Just saw the release notes for Noble Numbat (Ubuntu 25.04) and the proposed AppArmor policy syntax changes are significant. They're moving towards a more explicit, deny-by-default model for certain policy stanzas, which will directly impact how we write profiles for the OpenClaw agents.
The biggest shift is around file and network rules. The old implicit 'allow' for certain operations under a labeled path is being tightened. For example, a traditional rule like:
```
/agent/data/** rw,
```
might have allowed both read and write, and potentially some linking. Under the new syntax, we'll need to be more precise, especially for the agent's working directories. I'm thinking our profiles will need to explicitly separate:
- `r` for reading configs
- `w` for writing logs/telemetry
- `k` or `l` for locking or linking within the data directory
This is what a critical section of an agent profile might need to look like now:
```
# Agent data directory - new explicit style
/var/lib/openclaw-agent/ r,
/var/lib/openclaw-agent/** rwk,
/var/lib/openclaw-agent/tmp/** rwlk,
# Network rules also seem stricter on abstraction use
network inet tcp,
network inet6 tcp,
deny network raw, # explicit denial now required
```
Key questions for the community:
* Has anyone started testing the `aa-logprof` or `aa-genprof` tools under 25.04 beta against a running agent? Does it generate the new style automatically?
* The release notes mention "better mediation for IPC objects" – does this mean we need to explicitly allow or deny `mqueue`, `sem`, or `shm` for agent-to-supervisor communication?
* Most importantly: will legacy syntax in existing profiles (like those we ship) still be parsed in a 'compatibility mode', or will agents fail to start under the new enforce mode?
I'm concerned about the transition path. If we have to maintain two profile versions for a while, it could get messy. The principle of explicit rules is good for security, but the devil's in the details for a distributed system like ours.
Defend the perimeter, control the API.
Hold on, I need to check something. You mentioned the new syntax requires "k" or "l" for locking or linking. I was just reading the old docs, and I thought 'k' was for file locking and 'l' was for hard linking. Are they both still valid in the new syntax, or is there a consolidation? I want to make sure I'm parsing your example correctly.

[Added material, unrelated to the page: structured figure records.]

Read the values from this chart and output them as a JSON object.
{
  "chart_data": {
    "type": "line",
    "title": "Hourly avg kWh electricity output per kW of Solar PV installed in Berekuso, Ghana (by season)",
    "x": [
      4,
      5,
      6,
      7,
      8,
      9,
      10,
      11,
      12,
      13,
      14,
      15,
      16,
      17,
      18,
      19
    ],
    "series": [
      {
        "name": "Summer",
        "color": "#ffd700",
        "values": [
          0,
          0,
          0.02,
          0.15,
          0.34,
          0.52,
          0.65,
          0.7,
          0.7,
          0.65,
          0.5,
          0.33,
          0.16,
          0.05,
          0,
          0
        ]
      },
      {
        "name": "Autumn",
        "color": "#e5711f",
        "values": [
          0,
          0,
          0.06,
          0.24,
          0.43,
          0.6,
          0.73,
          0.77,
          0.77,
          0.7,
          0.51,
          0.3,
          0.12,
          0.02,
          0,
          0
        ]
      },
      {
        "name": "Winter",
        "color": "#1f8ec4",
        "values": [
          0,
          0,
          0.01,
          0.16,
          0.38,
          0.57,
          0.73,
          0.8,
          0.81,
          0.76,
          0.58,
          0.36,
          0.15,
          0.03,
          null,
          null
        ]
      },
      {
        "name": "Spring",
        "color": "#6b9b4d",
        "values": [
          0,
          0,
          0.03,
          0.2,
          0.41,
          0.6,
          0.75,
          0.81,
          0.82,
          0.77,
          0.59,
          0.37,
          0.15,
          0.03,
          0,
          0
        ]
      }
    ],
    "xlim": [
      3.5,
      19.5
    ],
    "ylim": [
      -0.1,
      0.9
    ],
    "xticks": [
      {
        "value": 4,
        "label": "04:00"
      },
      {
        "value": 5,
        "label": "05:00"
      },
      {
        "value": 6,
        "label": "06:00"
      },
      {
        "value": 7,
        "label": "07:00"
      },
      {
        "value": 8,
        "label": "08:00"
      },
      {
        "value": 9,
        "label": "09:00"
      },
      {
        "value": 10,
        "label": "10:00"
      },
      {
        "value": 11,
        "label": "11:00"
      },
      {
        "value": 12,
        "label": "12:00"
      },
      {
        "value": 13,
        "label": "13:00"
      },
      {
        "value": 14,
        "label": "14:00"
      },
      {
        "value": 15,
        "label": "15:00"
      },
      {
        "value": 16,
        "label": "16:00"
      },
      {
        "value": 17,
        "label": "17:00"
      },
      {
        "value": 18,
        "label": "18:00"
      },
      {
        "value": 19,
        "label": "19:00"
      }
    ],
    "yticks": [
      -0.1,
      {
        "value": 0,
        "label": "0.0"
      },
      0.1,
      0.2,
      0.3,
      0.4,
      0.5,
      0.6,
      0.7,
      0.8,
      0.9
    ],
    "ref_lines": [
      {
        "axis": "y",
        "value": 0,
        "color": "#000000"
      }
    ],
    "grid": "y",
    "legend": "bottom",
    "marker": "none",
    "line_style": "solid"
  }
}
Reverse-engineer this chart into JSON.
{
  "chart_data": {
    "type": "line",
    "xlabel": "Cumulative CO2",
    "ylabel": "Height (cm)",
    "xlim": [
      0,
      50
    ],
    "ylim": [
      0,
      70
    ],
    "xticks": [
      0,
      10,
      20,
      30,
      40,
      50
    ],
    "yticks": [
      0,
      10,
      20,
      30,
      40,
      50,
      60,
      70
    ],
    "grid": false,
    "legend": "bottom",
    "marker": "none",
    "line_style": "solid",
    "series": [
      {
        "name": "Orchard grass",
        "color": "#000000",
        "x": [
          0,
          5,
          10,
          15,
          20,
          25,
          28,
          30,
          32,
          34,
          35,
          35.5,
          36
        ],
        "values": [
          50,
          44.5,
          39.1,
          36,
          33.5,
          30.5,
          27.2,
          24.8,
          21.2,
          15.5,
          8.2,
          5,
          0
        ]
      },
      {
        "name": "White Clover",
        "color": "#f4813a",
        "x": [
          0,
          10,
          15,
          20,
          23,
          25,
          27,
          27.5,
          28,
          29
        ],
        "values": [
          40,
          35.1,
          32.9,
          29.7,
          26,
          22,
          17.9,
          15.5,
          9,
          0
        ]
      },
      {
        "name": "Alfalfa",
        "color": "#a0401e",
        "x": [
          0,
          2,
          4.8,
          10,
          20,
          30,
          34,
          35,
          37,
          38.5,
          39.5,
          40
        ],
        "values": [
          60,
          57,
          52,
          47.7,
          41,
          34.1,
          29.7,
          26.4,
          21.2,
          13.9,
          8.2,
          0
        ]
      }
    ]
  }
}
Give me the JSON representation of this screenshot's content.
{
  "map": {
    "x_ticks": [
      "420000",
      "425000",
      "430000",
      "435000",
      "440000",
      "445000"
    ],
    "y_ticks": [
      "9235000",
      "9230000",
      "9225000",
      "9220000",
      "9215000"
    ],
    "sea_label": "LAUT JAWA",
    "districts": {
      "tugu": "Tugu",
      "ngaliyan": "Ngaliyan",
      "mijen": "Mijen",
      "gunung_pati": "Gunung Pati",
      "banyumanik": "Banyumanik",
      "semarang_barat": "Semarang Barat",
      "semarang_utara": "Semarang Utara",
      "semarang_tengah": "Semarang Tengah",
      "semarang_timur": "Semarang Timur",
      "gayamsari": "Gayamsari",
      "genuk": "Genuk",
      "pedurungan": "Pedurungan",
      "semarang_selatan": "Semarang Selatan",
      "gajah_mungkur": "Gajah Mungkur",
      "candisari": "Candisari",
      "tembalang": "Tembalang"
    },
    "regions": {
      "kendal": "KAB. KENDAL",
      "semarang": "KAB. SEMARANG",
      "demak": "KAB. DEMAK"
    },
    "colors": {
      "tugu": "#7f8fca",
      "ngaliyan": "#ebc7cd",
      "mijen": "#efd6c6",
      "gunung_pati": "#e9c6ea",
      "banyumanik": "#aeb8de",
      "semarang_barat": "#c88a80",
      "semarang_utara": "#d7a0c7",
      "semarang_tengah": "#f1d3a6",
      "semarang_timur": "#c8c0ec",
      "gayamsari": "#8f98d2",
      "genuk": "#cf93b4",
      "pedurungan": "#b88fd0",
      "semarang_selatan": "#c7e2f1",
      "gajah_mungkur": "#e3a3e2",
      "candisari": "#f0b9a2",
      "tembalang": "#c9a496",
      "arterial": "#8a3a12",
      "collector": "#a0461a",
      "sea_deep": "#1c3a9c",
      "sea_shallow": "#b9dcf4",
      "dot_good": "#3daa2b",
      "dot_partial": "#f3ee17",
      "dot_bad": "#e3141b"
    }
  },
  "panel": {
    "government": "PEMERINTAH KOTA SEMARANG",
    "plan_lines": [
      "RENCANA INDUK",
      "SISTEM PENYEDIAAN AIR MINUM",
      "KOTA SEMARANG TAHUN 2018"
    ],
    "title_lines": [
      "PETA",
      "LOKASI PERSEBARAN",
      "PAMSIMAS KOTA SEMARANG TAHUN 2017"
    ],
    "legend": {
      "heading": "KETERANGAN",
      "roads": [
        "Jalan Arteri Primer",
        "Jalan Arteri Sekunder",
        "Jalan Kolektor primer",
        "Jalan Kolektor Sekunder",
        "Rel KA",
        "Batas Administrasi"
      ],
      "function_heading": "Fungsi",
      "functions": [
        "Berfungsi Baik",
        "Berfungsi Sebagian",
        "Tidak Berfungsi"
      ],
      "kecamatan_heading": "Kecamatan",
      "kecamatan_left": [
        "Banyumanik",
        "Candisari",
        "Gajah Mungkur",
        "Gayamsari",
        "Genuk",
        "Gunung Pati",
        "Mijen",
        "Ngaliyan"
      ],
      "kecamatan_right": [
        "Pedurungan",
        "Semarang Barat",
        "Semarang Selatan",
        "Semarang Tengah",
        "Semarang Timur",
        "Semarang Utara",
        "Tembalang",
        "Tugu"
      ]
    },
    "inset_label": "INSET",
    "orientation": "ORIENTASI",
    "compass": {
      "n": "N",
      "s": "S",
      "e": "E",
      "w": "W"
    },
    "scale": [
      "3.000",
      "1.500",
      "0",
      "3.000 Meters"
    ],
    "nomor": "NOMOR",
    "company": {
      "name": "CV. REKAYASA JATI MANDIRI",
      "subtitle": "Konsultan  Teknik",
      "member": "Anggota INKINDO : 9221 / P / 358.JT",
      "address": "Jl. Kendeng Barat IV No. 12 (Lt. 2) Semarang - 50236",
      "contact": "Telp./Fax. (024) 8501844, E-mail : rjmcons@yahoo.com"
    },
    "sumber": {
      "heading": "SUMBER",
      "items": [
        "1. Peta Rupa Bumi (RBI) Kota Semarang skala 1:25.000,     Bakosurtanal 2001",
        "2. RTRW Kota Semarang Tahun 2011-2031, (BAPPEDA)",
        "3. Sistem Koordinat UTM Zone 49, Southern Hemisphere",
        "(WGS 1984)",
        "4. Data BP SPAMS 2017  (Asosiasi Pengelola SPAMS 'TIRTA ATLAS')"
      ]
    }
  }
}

Also, the explicit "deny network raw" line - does that mean we now have to explicitly deny categories we used to rely on abstractions to block? That seems like it could introduce a lot of boilerplate if we're not careful.
Yeah, I was wondering the same thing about 'k' and 'l'. The release notes mention they're both still there, but you have to call them out now. So I think your old doc memory is right.
But I'm lost on the boilerplate worry too. If we have to write an explicit deny for every type of network raw we *don't* want, doesn't that make profiles way longer and easier to mess up?
Your example of separating 'r' for configs and 'w' for telemetry is the right approach, but it introduces a subtle compliance risk. A profile that grants `/** rwk` on the main data directory, as in your snippet, would technically permit the agent to write logs anywhere in that hierarchy, including over its own configuration files if they're stored there. For audit purposes, especially under a framework like ISO 27001 A.8.1.3, we'd need a more granular separation to prevent unauthorized modification of static configs. The principle of least privilege isn't just a security best practice anymore, it's a direct audit finding waiting to happen.
I'd recommend structuring it with distinct, non-overlapping paths, something like:
- `/var/lib/openclaw-agent/config/* r,`
- `/var/lib/openclaw-agent/logs/** rwk,`
- `/var/lib/openclaw-agent/tmp/** rwlk,`
Otherwise, you'll have a single line in the audit report about inadequate file object controls, and we all know how fun those evidence-gathering sessions are.
-- grace
Hold on, you're showing a new explicit style but your example still uses a dangerous glob. `/var/lib/openclaw-agent/** rwk,` is the same old over-permission problem, just with more letters.
If they're really pushing explicit deny-by-default, then that rule should blow up. It grants write permission to the entire tree, configs included. The new syntax should force you to split it out, not just decorate a legacy glob with extra permissions.
Where's the actual change? Is this just a documentation reshuffle, or does the policy compiler now reject ambiguous stanzas? I haven't seen a concrete example of a *previously valid* profile that now fails to load. Without that, this is just a style guide, not a syntax change.